There are at least two potential problems with proceeding under an Offer and Deposit theory. First, the Dubai Court of Cassation held that if the “contract made between the parties to the litigation contains an arbitration clause […] judgment [must] be passed disallowing the action on the grounds of the arbitration clause, because the ‘Offer and Deposit’ relates to the performance of the contract in matters directly relating to the subject matter of the dispute in respect of which the arbitration clause exists […] and the court may not pass judgment independently to the effect that the obligor is discharged of his liability in such a way as to deprive the arbitration clause”. The contract between OWB and the shipowners/charterers contains an arbitration clause and as such, it is probable that an Offer and Deposit is unlikely to be heard by the court as a result.
Second, and more importantly, even if the Offer and Deposit proceedings continued in the court, there is nothing preventing the supplier from arresting the vessel under the BDR. Therefore, Offer and Deposit will not protect the vessel from arrest.
If the vessel is arrested, a fourth potential option arises whereby, once security is submitted and the ship is released, the shipowners/charterers can file a ‘joinder’ application. Article 94 of the Civil Procedures Law provides that “the defendant may, if he claims that he has a right of recourse for the right claimed against him, against a person who is not a party to the proceedings, lodge a written application to the court setting out the nature of the claim and the grounds thereof, and apply that that person be joined as a party to the action …”.
Thus, after release of the ship from arrest, the shipowners/charterers could file a joinder to join OWB to the lawsuit requesting the court to determine to whom the shipowners/charterers should pay for the bunker supply. This option is essentially a ‘defensive interpleader’.
While there is no direct method of an interpleader proceeding under UAE law there are several options whereby shipowners/charterers may avoid double payment for the same bunker supply. Having said that, there is little to no action shipowners/charterers may take to avoid a ship arrest. Therefore, it would be beneficial to have interpleaders available under UAE procedural law, where a party is able to discharge its obligations without fear of double payment.

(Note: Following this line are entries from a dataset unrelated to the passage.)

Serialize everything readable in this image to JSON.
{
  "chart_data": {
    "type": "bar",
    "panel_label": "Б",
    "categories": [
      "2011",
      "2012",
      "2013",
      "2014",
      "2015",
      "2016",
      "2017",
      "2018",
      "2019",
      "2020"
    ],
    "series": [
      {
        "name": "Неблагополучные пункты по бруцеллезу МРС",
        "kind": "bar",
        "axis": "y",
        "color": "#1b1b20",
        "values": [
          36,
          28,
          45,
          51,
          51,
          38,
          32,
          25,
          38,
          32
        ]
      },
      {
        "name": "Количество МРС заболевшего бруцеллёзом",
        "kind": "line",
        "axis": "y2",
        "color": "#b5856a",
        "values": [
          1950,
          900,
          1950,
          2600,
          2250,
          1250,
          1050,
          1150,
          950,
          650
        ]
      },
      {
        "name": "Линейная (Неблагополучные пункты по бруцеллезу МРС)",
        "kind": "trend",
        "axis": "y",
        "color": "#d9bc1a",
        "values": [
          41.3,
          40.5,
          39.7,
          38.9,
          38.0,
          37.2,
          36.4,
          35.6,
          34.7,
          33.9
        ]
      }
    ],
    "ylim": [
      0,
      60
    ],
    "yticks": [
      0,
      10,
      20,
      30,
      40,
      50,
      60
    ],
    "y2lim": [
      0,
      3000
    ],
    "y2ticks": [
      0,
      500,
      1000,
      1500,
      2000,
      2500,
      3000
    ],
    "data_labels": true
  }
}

(This article was originally published in Marasi News and has since been updated and republished in IBA Maritime and Transport Newsletter)
 OWB was a Danish company with subsidiaries around the world (including a Dubai-based entity) and was the world's largest marine fuel (bunkers) company. On 7 November 2014, OWB declared insolvency amid fraud accusations and mounting debts.
 UAE Federal Law No. 26 of 1981, concerning the Commercial Maritime Law Article 115(2)(i) or (k).
 e.g. OSG Ship Management, Inc. v. O.W. Bunker USA, Inc. et al (2014cv09973)
 See Dubai Court of Cassation, 301/2007 of 25 February 2008.
This article, including any advice, commentary or recommendation herein, is provided on a complimentary basis without consideration of any specific objectives, circumstances or facts. It reflects the views of the writer which may, in some cases, differ from those of the firm, especially in the developing jurisdiction of the UAE.